Ceci nous semble aller parfaitement dans le sens de la théorie retouchée de la voie de fait en droit marocain. D’une part, la compétence des tribunaux administratifs pour la constater et la faire cesser en application de l’article 19 instituant le référé administratif[10] dans la mesure où il n’existe aucun principe historique qui l’interdise comme en France[11] et, surtout en raison du fait que cette compétence automatique du juge
administratif va épargner au justiciable la recherche du juge compétent. D’autre part, la compétence des mêmes tribunaux pour en réparer les conséquences dommageables sur la base de principes autres que ceux qui se dégagent des articles 79 et 80 du D.O.C. Ce qui, à nos yeux, se défend aisément.

Lorsque l’administration se situe totalement en dehors du droit en commettant un acte matériel manifestement insusceptible de se rattacher d’une manière quelconque aux pouvoirs qu’elle détient, elle ne peut plus, raisonnablement, se prévaloir de sa qualité de puissance publique au service de l’intérêt général. Devenue hors la loi par l’occupation et la dépossession sans droit, ni titre, du terrain d’autrui ou l’atteinte abusive aux libertés des administrés[12], elle n’est plus dans la situation de l’autorité qui mérite d’être traitée 
selon des règles généralement applicables à l’Etat et aux municipalités en cas de dommages causés directement par le fonctionnement de leurs administrations et par les fautes de service de leurs agents. Autrement, on ne voit absolument pas quelle pourrait être l’utilité juridique de la voie de fait. Notion fonctionnelle, elle ne peut être utilement invoquée que pour entraîner des effets juridiques spécifiques. Si on en parle tout en maintenant que l’on doit lui appliquer les règles du droit administratif, on ne voit réellement pas pourquoi on ne ferait pas l’économie d’une théorie devenue vide de sens parce que sans effets juridiques[13]. A-t-on intérêt à le faire ?

Nous ne le pensons pas !


Car, paradoxalement, pour combattre la voie de fait en tant que pratique administrative,
 il est impérieux de la maintenir comme théorie entraînant l’application d’un régime se basant sur les principes du droit civil, et écartant, par voie de conséquence, les règles du droit administratif. En lui appliquant le régime administratif, on risque de la banaliser en la diluant dans les actes quotidiens de l’administration de nature à causer des dommages réparables sur la base de l’article 79 du D.O.C.[14], et appréciables en fonction des besoins du service public en cause[15]. Or, la voie de fait n’est assimilable ni à undommage causé par le fonctionnement de l’administration, ni à une faute de service de l’un de ses agents[16]. Il faut bien admettre que c’est un acte auquel on n’a attribué l’expression de voie de fait que pour mettre en relief l’idée de violence et de brutalité et l’absence de tout lien avec le droit.
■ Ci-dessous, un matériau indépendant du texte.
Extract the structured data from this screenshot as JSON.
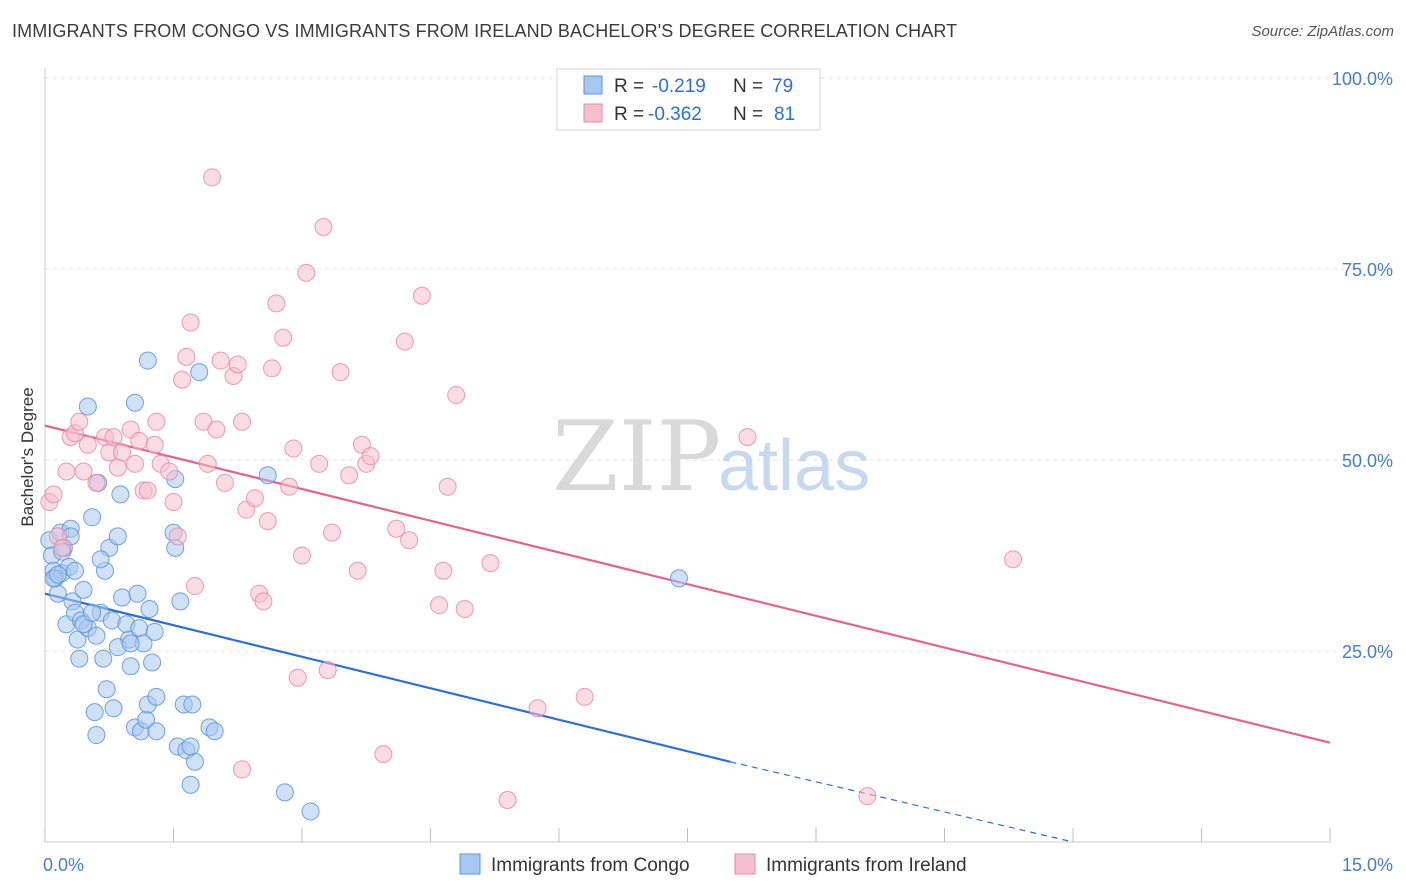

Faut-il dire alors qu’en droit administratif, certaines notions n’ont d’utilité que par le 
régime juridique qu’elles entraînent ? Les notions fonctionnelles[17]. Plusieurs exemples peuvent être fournis, mais on se contentera de ceux qui nous paraissent les plus éloquents.

Lorsque le juge parle d’acte inexistant et non simplement illégal
[18], c’est bien pour l’application d’un régime juridique autre que celui qui est habituellement appliqué en cas de simple illégalité. Lorsqu’il parle d’actes de gouvernement , de mesures d’ordre intérieur ou, en droit marocain, d’actes royaux, ce n’est certainement pas pour le plaisir d’inventer des concepts ou de faire usage d’appellations nouvelles, mais c’est pour différencier une situation juridique par rapport à d’autres. Pour ce qui concerne notre sujet, lorsque le juge qualifie une situation de voie de fait, ce n’est pas pour gronder l’administration, mais c’est pour distinguer une situation déterminée d’une série d’autres dans lesquelles celle-ci voit sa responsabilité engagée soit pour faute, soit pour risque et, par conséquent, faire appel à des règles autres que celles qui lui sont appliquées dans ces deux grands cas. Aussi, nous estimons que le juge qui déclarerait la voie de fait et lui appliquerait les règles habituelles en matière de responsabilité, serait exactement dans la position du juge de l’excès de pouvoir parlant d’actes de gouvernement, de mesures d’ordre intérieur ou d’actes royaux, et déclarant sa compétence pour en contrôler la légalité !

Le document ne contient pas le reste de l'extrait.